4. WIMP: weakly interacting massive particles: yet it is an imaginary particle. These particles react only with weak molecular force and gravitational force. They have a much larger mass than ordinary particles (Byron). They do not react with ordinary matter so that they cannot be seen and felt.

5. Axions: This is also an imaginary fundamental particle, there is no electric charge on them and their mass should be very low between 10 - 4 to 10 - 2 eV / c2. They should be converted into photons in the presence of strong magnetic forces.

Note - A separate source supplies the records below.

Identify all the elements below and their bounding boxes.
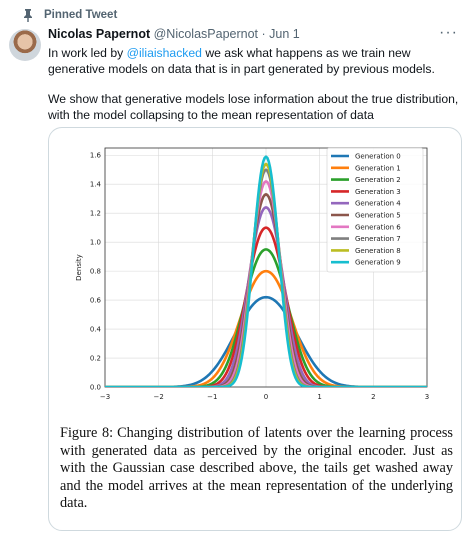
more-horizontal-icon[interactable]: ··· <box>439 24 458 41</box>
x-tick-label: 0 <box>264 393 268 401</box>
series-line <box>105 226 427 387</box>
author-name[interactable]: Nicolas Papernot <box>48 27 151 41</box>
header-separator: · <box>261 27 266 41</box>
series-line <box>105 206 427 387</box>
y-tick-label: 0.0 <box>90 384 101 392</box>
legend-label: Generation 1 <box>355 164 401 172</box>
y-tick-label: 0.8 <box>90 268 101 276</box>
y-axis-label: Density <box>75 254 83 281</box>
legend-label: Generation 9 <box>355 259 401 267</box>
x-tick-label: 3 <box>425 393 429 401</box>
y-tick-label: 1.6 <box>90 152 102 160</box>
tweet-text: In work led by @iliaishacked we ask what… <box>48 45 464 123</box>
series-line <box>105 193 427 387</box>
author-avatar[interactable] <box>9 29 41 61</box>
tweet-paragraph-2: We show that generative models lose info… <box>48 92 459 122</box>
y-tick-label: 1.0 <box>90 239 101 247</box>
figure-caption: Figure 8: Changing distribution of latent… <box>60 425 453 513</box>
series-line <box>105 180 427 387</box>
x-tick-label: −3 <box>100 393 110 401</box>
series-line <box>105 162 427 387</box>
text-prefix: In work led by <box>48 46 127 60</box>
legend-label: Generation 3 <box>355 188 401 196</box>
pinned-tweet-label: Pinned Tweet <box>22 8 117 22</box>
mention-link[interactable]: @iliaishacked <box>126 46 202 60</box>
y-tick-label: 0.4 <box>90 326 102 334</box>
x-tick-label: −1 <box>207 393 217 401</box>
tweet-media-image[interactable]: −3 −2 −1 0 1 2 3 0.0 0.2 0.4 0.6 0.8 1.0 1.2 1.4 1.6 Den… <box>48 127 462 531</box>
tweet-header: Nicolas Papernot @NicolasPapernot · Jun … <box>48 27 300 41</box>
x-tick-label: 2 <box>371 393 375 401</box>
y-tick-label: 1.4 <box>90 181 102 189</box>
legend-label: Generation 8 <box>355 247 401 255</box>
legend-label: Generation 6 <box>355 223 401 231</box>
series-line <box>105 168 427 387</box>
x-tick-label: 1 <box>317 393 321 401</box>
tweet-date[interactable]: Jun 1 <box>269 27 300 41</box>
caption-text: Changing distribution of latents over th… <box>60 425 453 511</box>
caption-label: Figure 8: <box>60 425 114 441</box>
series-line <box>105 269 427 387</box>
legend-label: Generation 5 <box>355 212 401 220</box>
text-suffix: we ask what happens as we train new gene… <box>48 46 435 76</box>
y-tick-label: 0.2 <box>90 355 101 363</box>
author-handle[interactable]: @NicolasPapernot <box>153 27 259 41</box>
plot-frame <box>104 147 428 388</box>
series-line <box>105 155 427 387</box>
legend-label: Generation 7 <box>355 235 401 243</box>
legend-label: Generation 0 <box>355 153 401 161</box>
y-tick-label: 1.2 <box>90 210 101 218</box>
legend-box <box>326 147 424 273</box>
y-tick-label: 0.6 <box>90 297 102 305</box>
density-chart: −3 −2 −1 0 1 2 3 0.0 0.2 0.4 0.6 0.8 1.0 1.2 1.4 1.6 Den… <box>75 147 429 401</box>
series-line <box>105 248 427 387</box>
pinned-text: Pinned Tweet <box>44 9 118 21</box>
tweet-paragraph-1: In work led by @iliaishacked we ask what… <box>48 45 464 77</box>
pin-icon <box>24 9 32 22</box>
legend-label: Generation 4 <box>355 200 401 208</box>
legend-label: Generation 2 <box>355 176 401 184</box>
x-tick-label: −2 <box>154 393 164 401</box>
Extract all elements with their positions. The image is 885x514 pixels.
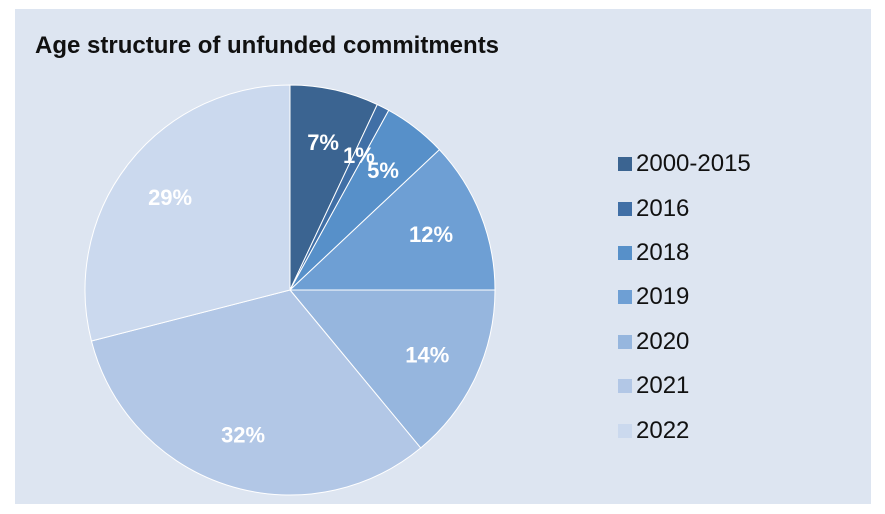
legend-label: 2022 [636, 416, 690, 444]
legend-item-2016: 2016 [618, 186, 751, 230]
legend-swatch [618, 201, 632, 216]
pie-slice-2019 [288, 148, 496, 291]
pie-chart: 7%1%5% 12% 14% 32% 29% [84, 84, 496, 496]
legend-label: 2018 [636, 238, 690, 266]
legend-label: 2019 [636, 283, 690, 311]
legend-swatch [618, 379, 632, 394]
legend-item-2021: 2021 [618, 364, 751, 408]
legend-label: 2000-2015 [636, 150, 751, 178]
legend-swatch [618, 423, 632, 438]
pie-slice-2022 [84, 84, 291, 342]
data-label-2018: 5% [367, 158, 399, 183]
data-label-2021: 32% [221, 422, 265, 447]
chart-title: Age structure of unfunded commitments [35, 32, 500, 59]
pie-slice-2020 [288, 289, 496, 449]
legend-item-2020: 2020 [618, 320, 751, 364]
legend-swatch [618, 290, 632, 305]
legend: 2000-2015 2016 2018 2019 2020 2021 2022 [618, 142, 751, 453]
data-label-2000-2015: 7% [307, 130, 339, 155]
legend-item-2000-2015: 2000-2015 [618, 142, 751, 186]
data-label-2016: 1% [343, 143, 375, 168]
data-label-2020: 14% [405, 343, 449, 368]
legend-swatch [618, 245, 632, 260]
legend-item-2022: 2022 [618, 408, 751, 452]
legend-item-2019: 2019 [618, 275, 751, 319]
legend-label: 2021 [636, 372, 690, 400]
legend-label: 2016 [636, 194, 690, 222]
legend-label: 2020 [636, 327, 690, 355]
pie-slice-2021 [90, 289, 422, 496]
legend-item-2018: 2018 [618, 231, 751, 275]
legend-swatch [618, 157, 632, 172]
chart-panel: 7% 1% 5% 12% 14% 32% 29% Age structure of unfu… [15, 9, 871, 504]
data-label-2019: 12% [409, 222, 453, 247]
legend-swatch [618, 334, 632, 349]
data-label-2022: 29% [148, 185, 192, 210]
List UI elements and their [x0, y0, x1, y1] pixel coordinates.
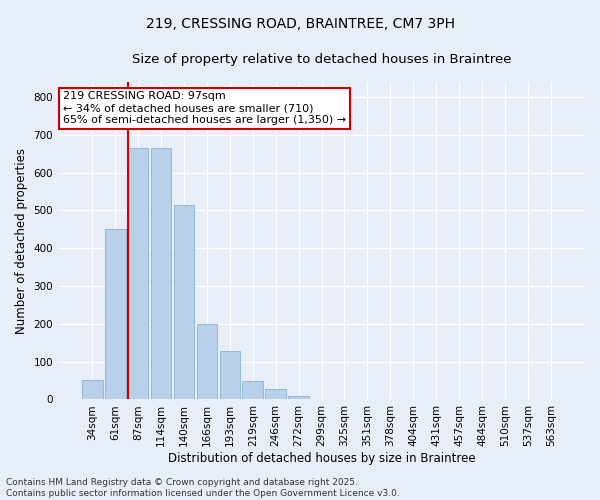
- Bar: [173, 205, 194, 400]
- Title: Size of property relative to detached houses in Braintree: Size of property relative to detached ho…: [132, 52, 511, 66]
- Bar: [105, 228, 125, 400]
- Bar: [311, 398, 332, 400]
- Y-axis label: Number of detached properties: Number of detached properties: [15, 148, 28, 334]
- Bar: [82, 380, 103, 400]
- Text: Contains HM Land Registry data © Crown copyright and database right 2025.
Contai: Contains HM Land Registry data © Crown c…: [6, 478, 400, 498]
- Bar: [265, 389, 286, 400]
- Bar: [128, 148, 148, 400]
- Bar: [242, 380, 263, 400]
- X-axis label: Distribution of detached houses by size in Braintree: Distribution of detached houses by size …: [168, 452, 475, 465]
- Text: 219, CRESSING ROAD, BRAINTREE, CM7 3PH: 219, CRESSING ROAD, BRAINTREE, CM7 3PH: [146, 18, 455, 32]
- Bar: [288, 396, 309, 400]
- Bar: [220, 352, 240, 400]
- Bar: [151, 148, 172, 400]
- Text: 219 CRESSING ROAD: 97sqm
← 34% of detached houses are smaller (710)
65% of semi-: 219 CRESSING ROAD: 97sqm ← 34% of detach…: [64, 92, 346, 124]
- Bar: [197, 324, 217, 400]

6. Macho (extremely large densely lit body) (MACHO: Massive compact halo object): This is the name given to objects that can help in understanding the presence of dark matter. These can also be Black Hole, Neutron stars, White Vamana stars or Red Vamana stars.

7. Gravitational lensing: There is curvature in light rays when it passes through a gravitational lens. This gravitational lens can also be a black hole.
(10) Sterile neutrinos: The neutrinos are not affected by any fundamental forces.